In response, the 1991 mitigation plan orders Edison to build a 300-acre artificial kelp reef, restore wetlands and make technical changes at the plant to protect fish. The utility has also contributed money to a marine fish hatchery that opened last month in Carlsbad. In recent months, Edison proposed building a 12-acre experimental kelp reef instead of the 300-acre reef that was slated for construction between San Clemente and Dana Point. Edison officials cited new research suggesting the San Onofre kelp bed had rebounded.
The utility also sought to shorten from 30 years to 10 years the monitoring period for its mitigation projects.
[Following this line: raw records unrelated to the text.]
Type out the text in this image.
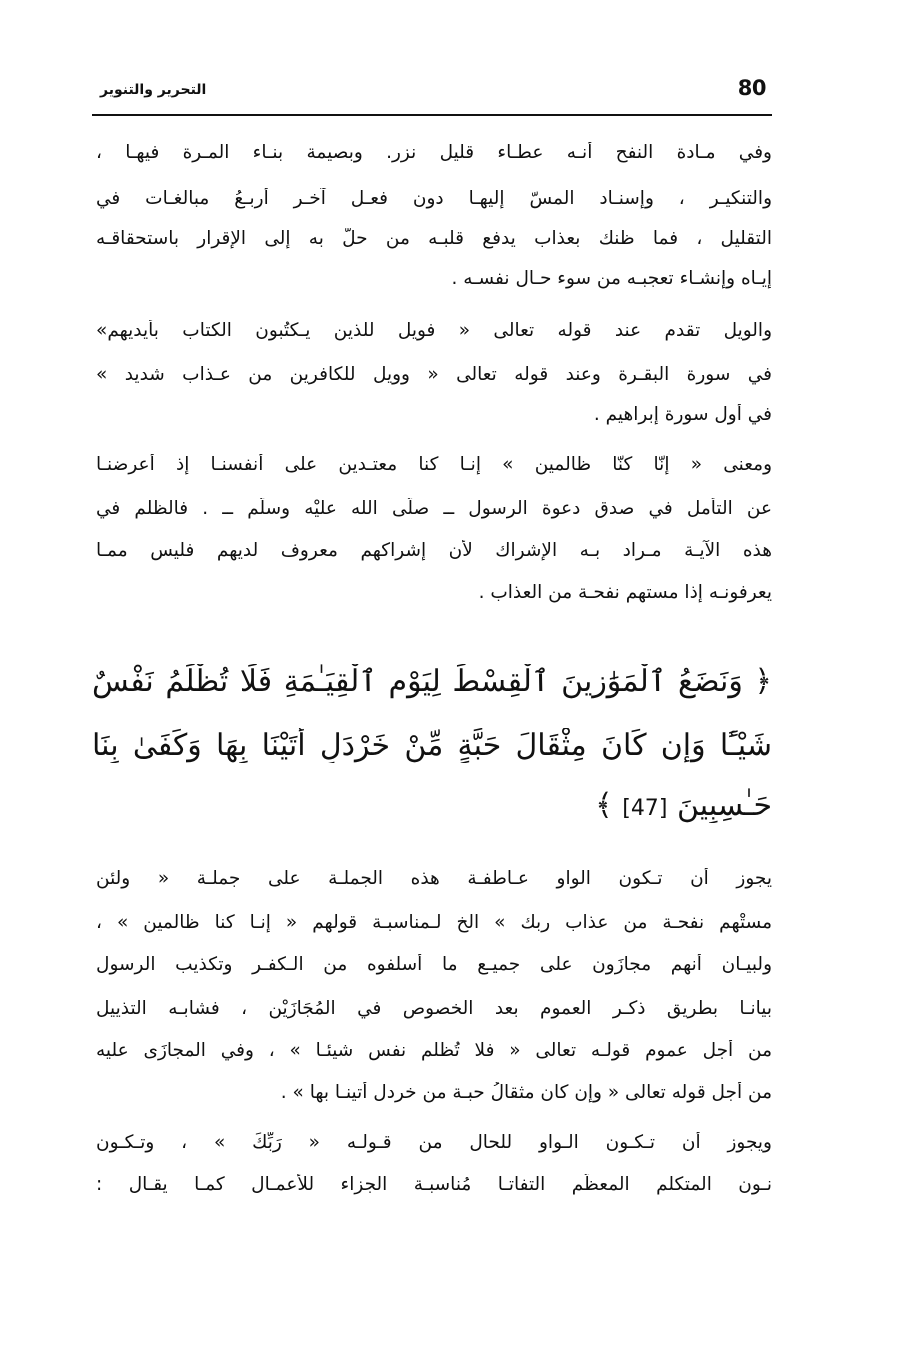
80
التحرير والتنوير
وفي مـادة النفح أنـه عطـاء قليل نزر. وبصيمة بنـاء المـرة فيهـا ،
والتنكيـر ، وإسنـاد المسّ إليهـا دون فعـل آخـر أربـعُ مبالغـات في
التقليل ، فما ظنك بعذاب يدفع قلبـه من حلّ به إلى الإقرار باستحقاقـه
إيـاه وإنشـاء تعجبـه من سوء حـال نفسـه .
والويل تقدم عند قوله تعالى « فويل للذين يـكتُبون الكتاب بأيديهم»
في سورة البقـرة وعند قوله تعالى « وويل للكافرين من عـذاب شديد »
في أول سورة إبراهيم .
ومعنى « إنّا كنّا ظالمين » إنـا كنا معتـدين على أنفسنـا إذ أعرضنـا
عن التأمل في صدق دعوة الرسول ــ صلّى الله عليْه وسلّم ــ . فالظلم في
هذه الآيـة مـراد بـه الإشراك لأن إشراكهم معروف لديهم فليس ممـا
يعرفونـه إذا مستهم نفحـة من العذاب .
﴿ وَنَضَعُ ٱلْمَوَٰزِينَ ٱلْقِسْطَ لِيَوْمِ ٱلْقِيَـٰمَةِ فَلَا تُظْلَمُ نَفْسٌ
شَيْـًٔا وَإِن كَانَ مِثْقَالَ حَبَّةٍ مِّنْ خَرْدَلٍ أَتَيْنَا بِهَا وَكَفَىٰ بِنَا
حَـٰسِبِينَ [47] ﴾
يجوز أن تـكون الواو عـاطفـة هذه الجملـة على جملـة « ولئن
مستْهم نفحـة من عذاب ربك » الخ لـمناسبـة قولهم « إنـا كنا ظالمين » ،
ولبيـان أنهم مجازَون على جميـع ما أسلفوه من الـكفـر وتكذيب الرسول
بيانـا بطريق ذكـر العموم بعد الخصوص في المُجَازَيْن ، فشابـه التذييل
من أجل عموم قولـه تعالى « فلا تُظلم نفس شيئـا » ، وفي المجازَى عليه
من أجل قوله تعالى « وإن كان مثقالُ حبـة من خردل أتينـا بها » .
ويجوز أن تـكـون الـواو للحال من قـولـه « رَبِّكَ » ، وتـكـون
نـون المتكلم المعظّم التفاتـا مُناسبـة الجزاء للأعمـال كمـا يقـال :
And while the Coastal Commission staff currently monitors the mitigation’s effectiveness, Edison requested the power to monitor itself--a power it says is allotted most other companies who appear before the coastal panel.
In support of its request, Edison said the total cost of mitigation had soared from an early $30-million estimate to as much as $160 million, and it blamed the unexpected complexity of projects as well as what it termed the unrealistic expectations of commission planners.
But some environmentalists on Wednesday questioned Edison’s commitment to the project.
“This proposal is all about money. It’s not about mitigation, and it’s certainly not about science,” said Mark Gold of the environmental group Heal the Bay.
Mark Massara of the Sierra Club argued that the commission could set a dangerous precedent by reopening the mitigation package, prompting other firms to attempt to follow suit.
“Pandora’s box will be opened,” Massara said, adding that “other permit holders are waiting in the wings with bated breath.”
San Onofre produces 22% of all power generated for Edison customers and 20% of power for San Diego Gas & Electric Co. customers. Edison owns 75% of the plant, the San Diego utility owns 20%, the city of Anaheim owns 3% and the city of Riverside owns nearly 2%.